In an architecture that used fixed-length instructions and required the program counter to be aligned on them -- or had some other mechanism that disallowed overlapping instructions -- it would be easy to scan for an opcode like this. (Assuming you can distinguish the instructions from the data segment, anyway.) Such a solution doesn't run into any problems with the halting problem or Rice's theorem because it's not attempting to tell you with certainty whether the program will hit that opcode; it just gives you a one-sided test that says, aha, it could hit that opcode (because it's present) and therefore the program is suspicious. A negative result guarantees it won't hit the opcode, a positive result doesn't guarantee anything.
It's only x86's allowing of overlapping instructions that makes this problem hard. I mean, notionally you could scan for such an opcode at every offset, it's just that the false positive rate might be unacceptably high. (Whereas in the fixed-length instruction case, it wouldn't be, because a program using one of these opcodes at all truly is suspicious, regardless of whether it's hit. Although, again, I'm assuming you can somehow filter out the data segment; if you can't, then we have more of a problem.)
Oh, wait -- there's a hole in my claim above. Self-modifying code. Well, it works if we also disallow self-modifying code; this still leaves things as Turing-complete and so still shows that your argument cannot be valid.
It's possible to prove that a given x86 binary does not have malicious opcodes. Trivial examples would be a zero-length program, or one containing only NOP instructions. You just scan the program and if the byte sequence representing malicious opcodes never appears, you know that you're in the clear.
That's not the problem being posed here, though. To be useful as a security feature, it needs to be able to work on arbitrary x86 programs, i.e. ones that can contain potentially malicious opcode sequences. And many of these programs will not in fact be malicious, i.e. they never jump into the middle of some other legit opcode to have it interpreted differently. A one-sided test that tells you it could hit that opcode isn't useful if it flags every useful program on the computer.
Yes, I don't disagree. My point is that your argument above for that claim is invalid, as your argument is based on purely the Turing-complete nature of x86, while other Turing-complete architectures do not have this problem.
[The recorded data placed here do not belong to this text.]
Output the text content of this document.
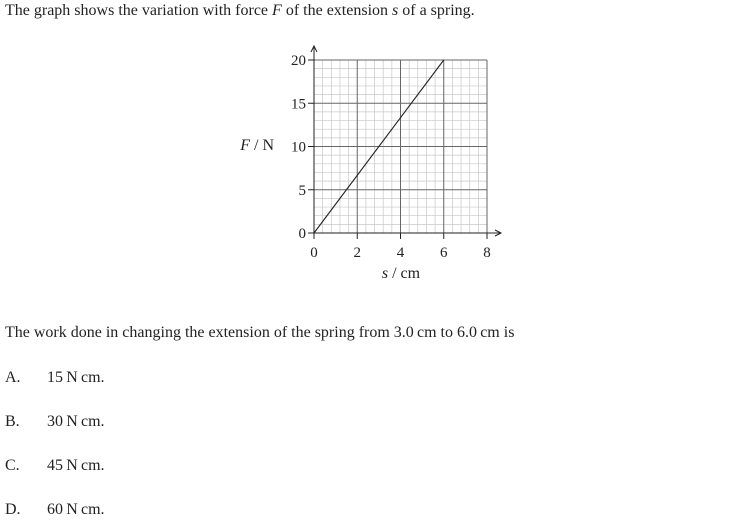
The graph shows the variation with force F of the extension s of a spring.
0
5
10
15
20
0 2 4 6 8
F / N
s / cm
The work done in changing the extension of the spring from 3.0 cm to 6.0 cm is
A. 15 N cm.
B. 30 N cm.
C. 45 N cm.
D. 60 N cm.
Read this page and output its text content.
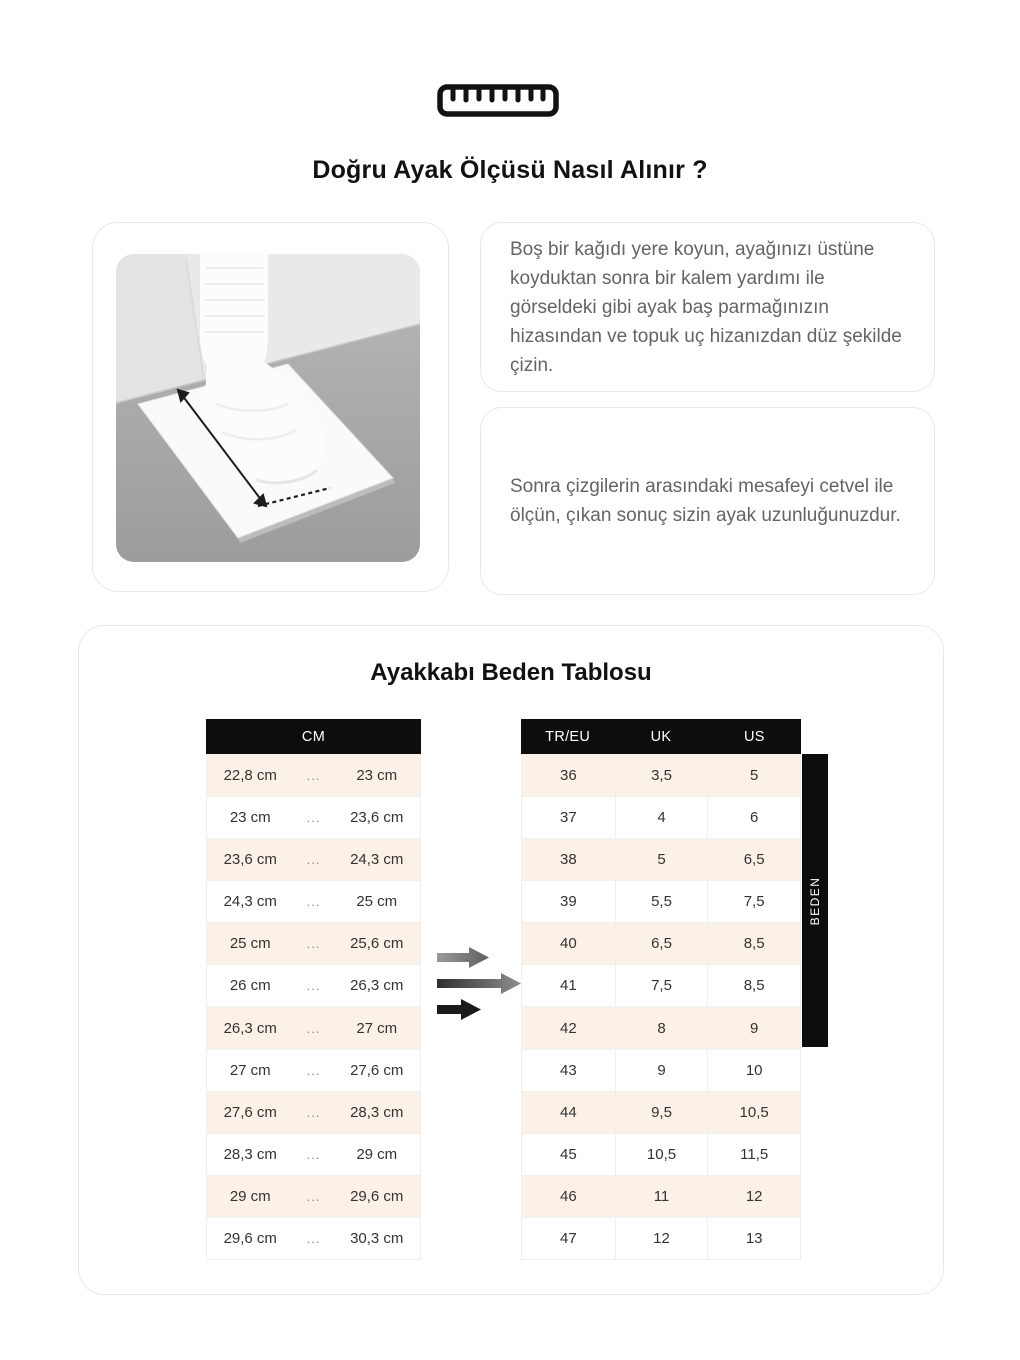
Doğru Ayak Ölçüsü Nasıl Alınır ?
Boş bir kağıdı yere koyun, ayağınızı üstüne koyduktan sonra bir kalem yardımı ile görseldeki gibi ayak baş parmağınızın hizasından ve topuk uç hizanızdan düz şekilde çizin.
Sonra çizgilerin arasındaki mesafeyi cetvel ile ölçün, çıkan sonuç sizin ayak uzunluğunuzdur.
Ayakkabı Beden Tablosu
CM
22,8 cm	...	23 cm
23 cm	...	23,6 cm
23,6 cm	...	24,3 cm
24,3 cm	...	25 cm
25 cm	...	25,6 cm
26 cm	...	26,3 cm
26,3 cm	...	27 cm
27 cm	...	27,6 cm
27,6 cm	...	28,3 cm
28,3 cm	...	29 cm
29 cm	...	29,6 cm
29,6 cm	...	30,3 cm
TR/EU	UK	US
36	3,5	5
37	4	6
38	5	6,5
39	5,5	7,5
40	6,5	8,5
41	7,5	8,5
42	8	9
43	9	10
44	9,5	10,5
45	10,5	11,5
46	11	12
47	12	13
BEDEN
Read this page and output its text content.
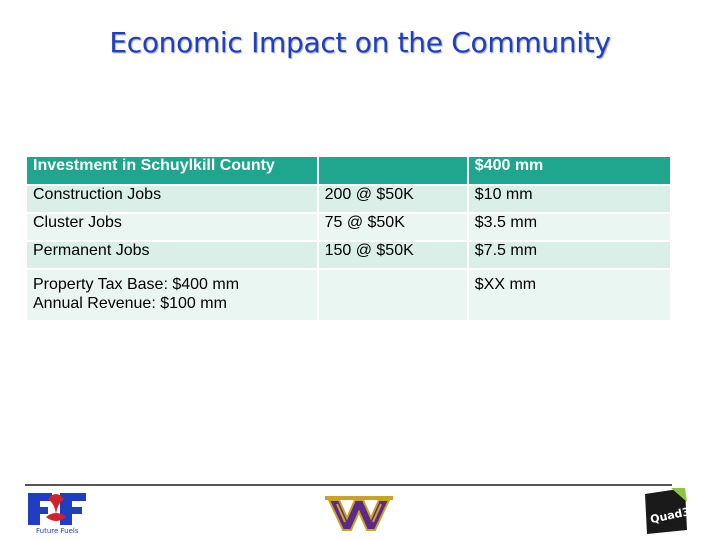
Economic Impact on the Community
Investment in Schuylkill County		$400 mm
Construction Jobs	200 @ $50K	$10 mm
Cluster Jobs	75 @ $50K	$3.5 mm
Permanent Jobs	150 @ $50K	$7.5 mm

Property Tax Base: $400 mm
Annual Revenue: $100 mm		$XX mm
Future Fuels
Quad3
I know that in the past legitimate programs did obfuscations like this for anti-piracy reasons. But do they still? Or can it nowadays be considered a red flag?
These instructions only work if the CPU is in a particular, unusual state ("Red Unlocked"); even then, they require a value to be written to a MSR, which is a privileged operation. It's highly unlikely that there is any way to activate this functionality from userspace. Indeed, it's not clear that it's possible to activate without physical intervention (e.g. JTAG access).
But in the paper they explicitly test the possibility that the undocumented instructions could be speculatively executed and have visible side effects.
They found that the instructions are actually executed, but they couldn’t jump to arbitrary microcode (a side effect of one of the undocumented instructions) because of a single lfence ucode op. They proved that at least on the atom processor they could unlock, the speculative execution of the undocumented instruction calculated an offset and placed it in internal registers even though the instruction was executed from the “green” (normal) operating mode.
no way - x86 has no instruction alignment requirements, so the same bytes could be an immediate in some innocuous instruction. Also the same bytes can be run two ways in x86 and this is sometimes used. Plus, code can be created dynamically on almost all platforms except iOS.